People in general seem to dislike the concept of number arithmetic, especially if it’s all about large numbers – and here we literally mean huge ones. However, the twenty-first century is the era of computers. Our everyday lives are covered by tons of data encapsulated in computers. In this series we’re going to discuss and code operations of which Euler wouldn’t dare to dream.
The presence of this invention opened up new perspectives into most of the sciences. Unfortunately, computers are machines that have their own language. The only problem is that a computer's language is different from the ones we use in our day-to-day lives.
But have no fear. You can learn this language pretty easily with a little effort, and after completing this step, the barriers in many fields of science can fall one by one.
For example, take a look at large numbers. Today we can execute calculations that exceed by far the dreams of classic mathematicians such as Euler.
And all of these are done in just fractions of a second (or even less) by a machine that occupies a small amount of space under your desk. But guess what? Despite the fact that the arrival of this age gave us some capabilities that seemed improbable years ago, the fall of the former barrier created new limitations.
In our case this occurred after the creation of the language that helps us to communicate with the computer.
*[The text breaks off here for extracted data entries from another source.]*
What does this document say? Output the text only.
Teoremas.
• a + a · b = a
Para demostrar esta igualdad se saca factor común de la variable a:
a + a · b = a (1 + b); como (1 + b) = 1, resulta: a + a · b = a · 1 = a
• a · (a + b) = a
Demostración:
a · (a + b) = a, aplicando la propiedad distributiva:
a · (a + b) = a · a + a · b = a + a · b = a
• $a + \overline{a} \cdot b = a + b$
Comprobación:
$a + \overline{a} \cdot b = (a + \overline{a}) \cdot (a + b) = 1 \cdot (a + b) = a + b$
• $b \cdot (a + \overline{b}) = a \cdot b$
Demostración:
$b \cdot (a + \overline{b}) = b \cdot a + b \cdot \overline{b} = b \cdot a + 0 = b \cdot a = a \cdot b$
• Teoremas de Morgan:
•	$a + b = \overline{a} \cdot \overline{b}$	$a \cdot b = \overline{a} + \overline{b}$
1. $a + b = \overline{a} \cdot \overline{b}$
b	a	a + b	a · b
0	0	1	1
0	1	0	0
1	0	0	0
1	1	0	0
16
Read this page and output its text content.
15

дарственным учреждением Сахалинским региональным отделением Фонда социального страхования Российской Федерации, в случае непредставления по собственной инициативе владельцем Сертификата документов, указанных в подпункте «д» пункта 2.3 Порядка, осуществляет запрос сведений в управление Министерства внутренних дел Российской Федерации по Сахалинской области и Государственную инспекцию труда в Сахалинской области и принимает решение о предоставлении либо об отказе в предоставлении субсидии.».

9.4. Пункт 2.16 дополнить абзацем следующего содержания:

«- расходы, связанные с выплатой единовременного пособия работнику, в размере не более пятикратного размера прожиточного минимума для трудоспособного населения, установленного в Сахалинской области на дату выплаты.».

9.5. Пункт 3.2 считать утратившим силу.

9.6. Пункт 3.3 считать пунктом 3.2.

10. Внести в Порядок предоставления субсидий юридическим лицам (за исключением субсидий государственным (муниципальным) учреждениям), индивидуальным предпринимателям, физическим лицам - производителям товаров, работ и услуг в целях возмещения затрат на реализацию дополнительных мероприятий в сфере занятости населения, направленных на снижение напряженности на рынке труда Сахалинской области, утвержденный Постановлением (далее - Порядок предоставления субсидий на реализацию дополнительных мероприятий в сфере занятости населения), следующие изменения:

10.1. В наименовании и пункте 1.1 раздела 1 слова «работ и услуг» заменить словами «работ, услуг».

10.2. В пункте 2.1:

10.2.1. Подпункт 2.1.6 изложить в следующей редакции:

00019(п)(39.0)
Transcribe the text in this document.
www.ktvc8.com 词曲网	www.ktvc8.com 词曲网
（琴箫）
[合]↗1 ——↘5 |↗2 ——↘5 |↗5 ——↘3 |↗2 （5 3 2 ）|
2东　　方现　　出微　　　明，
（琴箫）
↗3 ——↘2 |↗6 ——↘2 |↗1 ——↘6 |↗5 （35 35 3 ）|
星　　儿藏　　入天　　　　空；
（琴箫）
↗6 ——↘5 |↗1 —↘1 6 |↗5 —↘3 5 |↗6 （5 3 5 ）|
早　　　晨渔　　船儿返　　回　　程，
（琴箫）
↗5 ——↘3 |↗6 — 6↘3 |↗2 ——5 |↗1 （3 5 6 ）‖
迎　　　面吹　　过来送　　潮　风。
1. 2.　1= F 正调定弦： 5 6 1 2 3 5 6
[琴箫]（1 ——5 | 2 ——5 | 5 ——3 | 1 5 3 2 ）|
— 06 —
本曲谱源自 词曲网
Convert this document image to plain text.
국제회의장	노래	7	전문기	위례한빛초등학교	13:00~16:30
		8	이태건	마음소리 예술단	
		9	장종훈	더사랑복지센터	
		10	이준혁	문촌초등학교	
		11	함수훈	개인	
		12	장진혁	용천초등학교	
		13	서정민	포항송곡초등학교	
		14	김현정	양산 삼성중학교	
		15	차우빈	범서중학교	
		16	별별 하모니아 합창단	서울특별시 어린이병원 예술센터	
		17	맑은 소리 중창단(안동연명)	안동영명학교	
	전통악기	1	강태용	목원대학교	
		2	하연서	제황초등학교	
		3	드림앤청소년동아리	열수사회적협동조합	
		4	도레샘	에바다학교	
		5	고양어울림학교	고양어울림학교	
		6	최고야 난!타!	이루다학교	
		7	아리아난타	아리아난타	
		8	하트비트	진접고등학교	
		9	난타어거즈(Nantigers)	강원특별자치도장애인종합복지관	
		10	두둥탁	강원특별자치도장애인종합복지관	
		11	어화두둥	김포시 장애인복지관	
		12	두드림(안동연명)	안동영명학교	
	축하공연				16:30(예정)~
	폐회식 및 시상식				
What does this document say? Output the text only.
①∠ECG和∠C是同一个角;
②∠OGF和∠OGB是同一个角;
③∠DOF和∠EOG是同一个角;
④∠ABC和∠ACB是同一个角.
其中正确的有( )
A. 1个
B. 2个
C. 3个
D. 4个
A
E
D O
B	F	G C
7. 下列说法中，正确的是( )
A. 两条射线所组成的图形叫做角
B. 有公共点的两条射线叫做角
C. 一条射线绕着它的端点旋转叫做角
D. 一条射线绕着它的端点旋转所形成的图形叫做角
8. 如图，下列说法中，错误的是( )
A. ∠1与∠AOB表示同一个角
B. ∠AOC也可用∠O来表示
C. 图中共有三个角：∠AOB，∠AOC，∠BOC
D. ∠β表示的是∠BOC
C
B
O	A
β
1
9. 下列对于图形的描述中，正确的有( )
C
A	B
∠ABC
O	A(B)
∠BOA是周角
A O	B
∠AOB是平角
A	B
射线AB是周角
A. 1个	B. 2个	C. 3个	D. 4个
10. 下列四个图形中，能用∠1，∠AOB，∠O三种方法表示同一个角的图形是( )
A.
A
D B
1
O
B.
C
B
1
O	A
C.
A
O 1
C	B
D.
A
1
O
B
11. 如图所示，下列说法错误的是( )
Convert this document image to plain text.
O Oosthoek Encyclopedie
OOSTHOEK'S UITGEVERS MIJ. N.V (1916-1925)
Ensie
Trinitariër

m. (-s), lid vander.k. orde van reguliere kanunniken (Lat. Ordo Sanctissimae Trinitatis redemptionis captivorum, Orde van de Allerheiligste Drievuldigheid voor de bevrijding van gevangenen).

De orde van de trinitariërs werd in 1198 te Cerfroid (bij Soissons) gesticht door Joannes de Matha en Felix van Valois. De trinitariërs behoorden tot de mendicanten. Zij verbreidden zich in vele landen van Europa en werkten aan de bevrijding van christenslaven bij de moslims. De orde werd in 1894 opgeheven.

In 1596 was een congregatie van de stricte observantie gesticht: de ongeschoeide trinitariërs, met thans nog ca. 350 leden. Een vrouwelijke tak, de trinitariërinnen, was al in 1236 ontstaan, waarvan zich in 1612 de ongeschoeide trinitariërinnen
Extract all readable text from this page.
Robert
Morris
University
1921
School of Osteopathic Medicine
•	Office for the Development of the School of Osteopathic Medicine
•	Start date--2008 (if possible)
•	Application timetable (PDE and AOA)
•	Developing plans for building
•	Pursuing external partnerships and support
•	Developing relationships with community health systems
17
For example, one of the best languages, C++, has implemented data types within it, but these are of limited length and precision. Therefore, we encounter the following dilemma: what can we do when we need to make some calculations that require more precise calculations? What can we do when our calculation has a larger value than the maximum amount that can be put into an existing data type?
The answer lies in OOP (Object Oriented Programming). Thus, if you skipped some of the classes while OOP was taught, you won't fully understand this multi-part article series. However if this is the case don't hesitate to expand your knowledge. And remember as always that Google is your best friend. Keep in mind that STL will also be mandatory if you want to comprehend the coded segments of the article. Either way, the theoretical sections of this article should be of great help for anybody.
Using this method we are able to create our own data type: a specific type that knows nothing about maximum value limit or precision; the "ideal" data-type, if you will. Most current computers are 64 bit so it can represent, in the best case, 2^63 = 9,223,372,036,854,775,808 (since we assume a signed number so it's just half of 2^64). One bit is needed for the sign. That's quite a large number, but what if we need more? Obviously we need to create one for us. During this series I am going to discuss the problems that we will face upon the creation of a class and the possibilities solving it.
The article series will comprise three parts. We'll start up with the standard communication with the user of the class and the classic add and subtract methods in part one. The second part will discuss multiplication, namely the Karatsuba method. And the saga will end with dividing and other eventual extensions. I'm going to present the class already created so you can see not just the problem but the solution as well. The pure C++ code will be attached at the end of every part.
As for the practical part of a class as such in real life I can say only the following. In mathematics, cosmology and even cryptography, mankind's knowledge has evolved exponentially due the existence of these kinds of libraries, and classes that can make precise and efficient calculations of whatever complex arithmetic form.